Hoofdstuk 4 Overgangs- En Slotregels
Artikel 8 Overgangsrecht
8.1 Overgangsrecht bouwwerken
Een bouwwerk dat op het tijdstip van inwerkingtreding van het bestemmingsplan aanwezig of in uitvoering is, dan wel gebouwd kan worden krachtens een omgevingsvergunning voor het bouwen, en afwijkt van het plan, mag, mits deze afwijking naar aard en omvang niet wordt vergroot,
- a. gedeeltelijk worden vernieuwd of veranderd;
- b. na het tenietgaan ten gevolge van een calamiteit geheel worden vernieuwd of veranderd, mits de aanvraag van de omgevingsvergunning voor het bouwen wordt gedaan binnen twee jaar na de dag waarop het bouwwerk is tenietgegaan.
8.2 Afwijken
Het bevoegd gezag kan eenmalig in afwijking van lid 8.1 een omgevingsvergunning verlenen voor het vergroten van de inhoud van een bouwwerk als bedoeld in lid 8.1 met maximaal 10%.

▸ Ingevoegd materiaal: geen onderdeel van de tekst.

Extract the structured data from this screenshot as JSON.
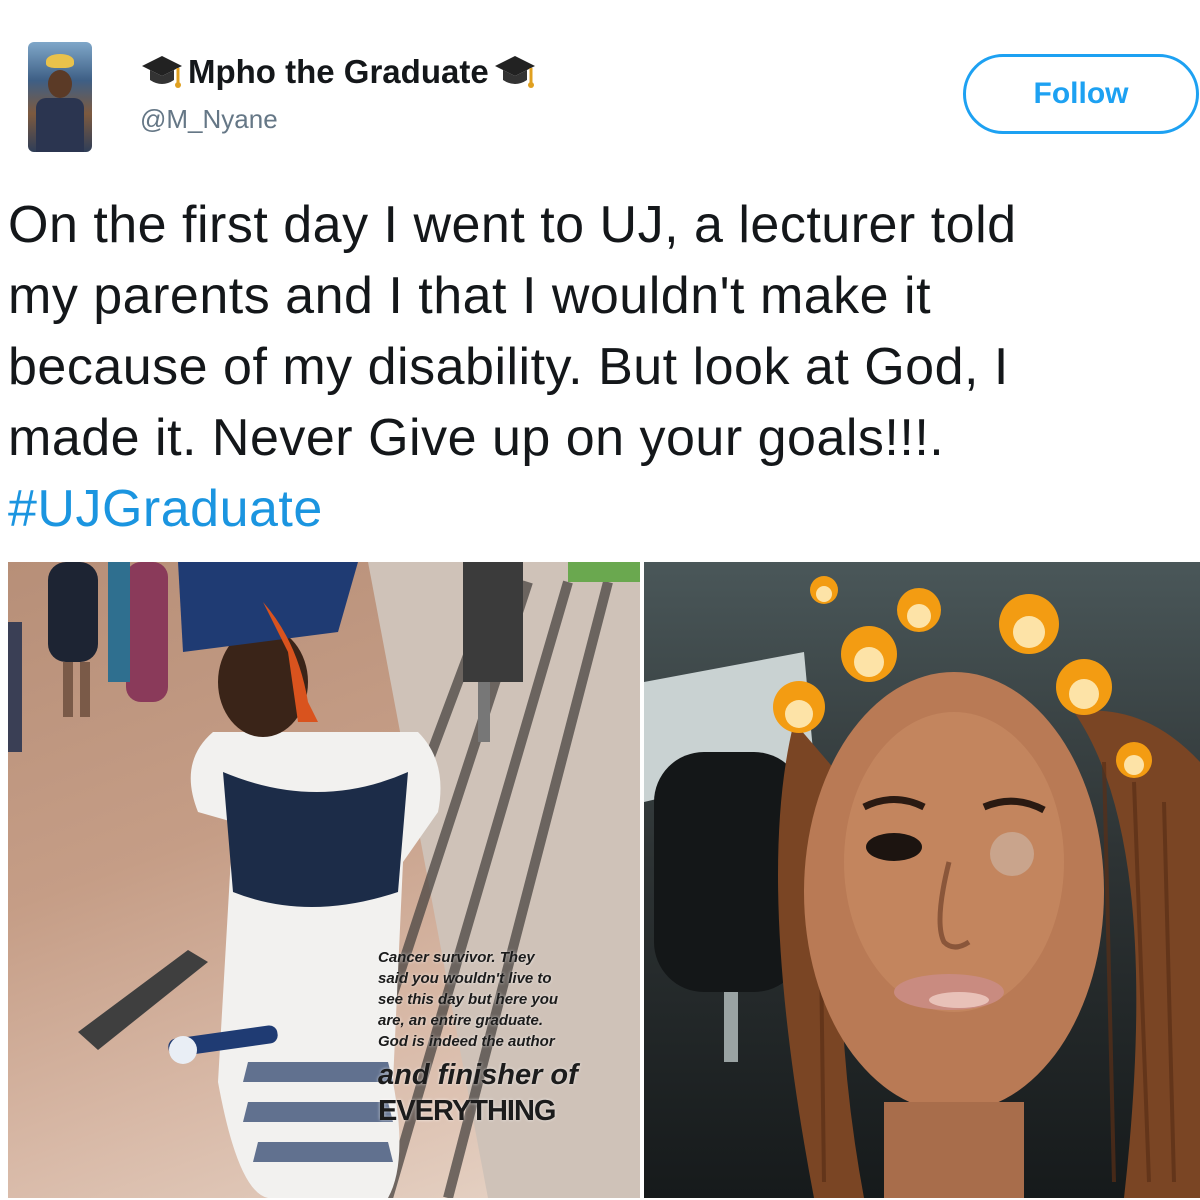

8.3 Uitzondering op het overgangsrecht bouwwerken
Lid 8.1 is niet van toepassing op bouwwerken die weliswaar bestaan op het tijdstip van inwerkingtreding van het plan, maar zijn gebouwd zonder vergunning en in strijd met het daarvoor geldende plan, daaronder begrepen de overgangsbepaling van dat plan.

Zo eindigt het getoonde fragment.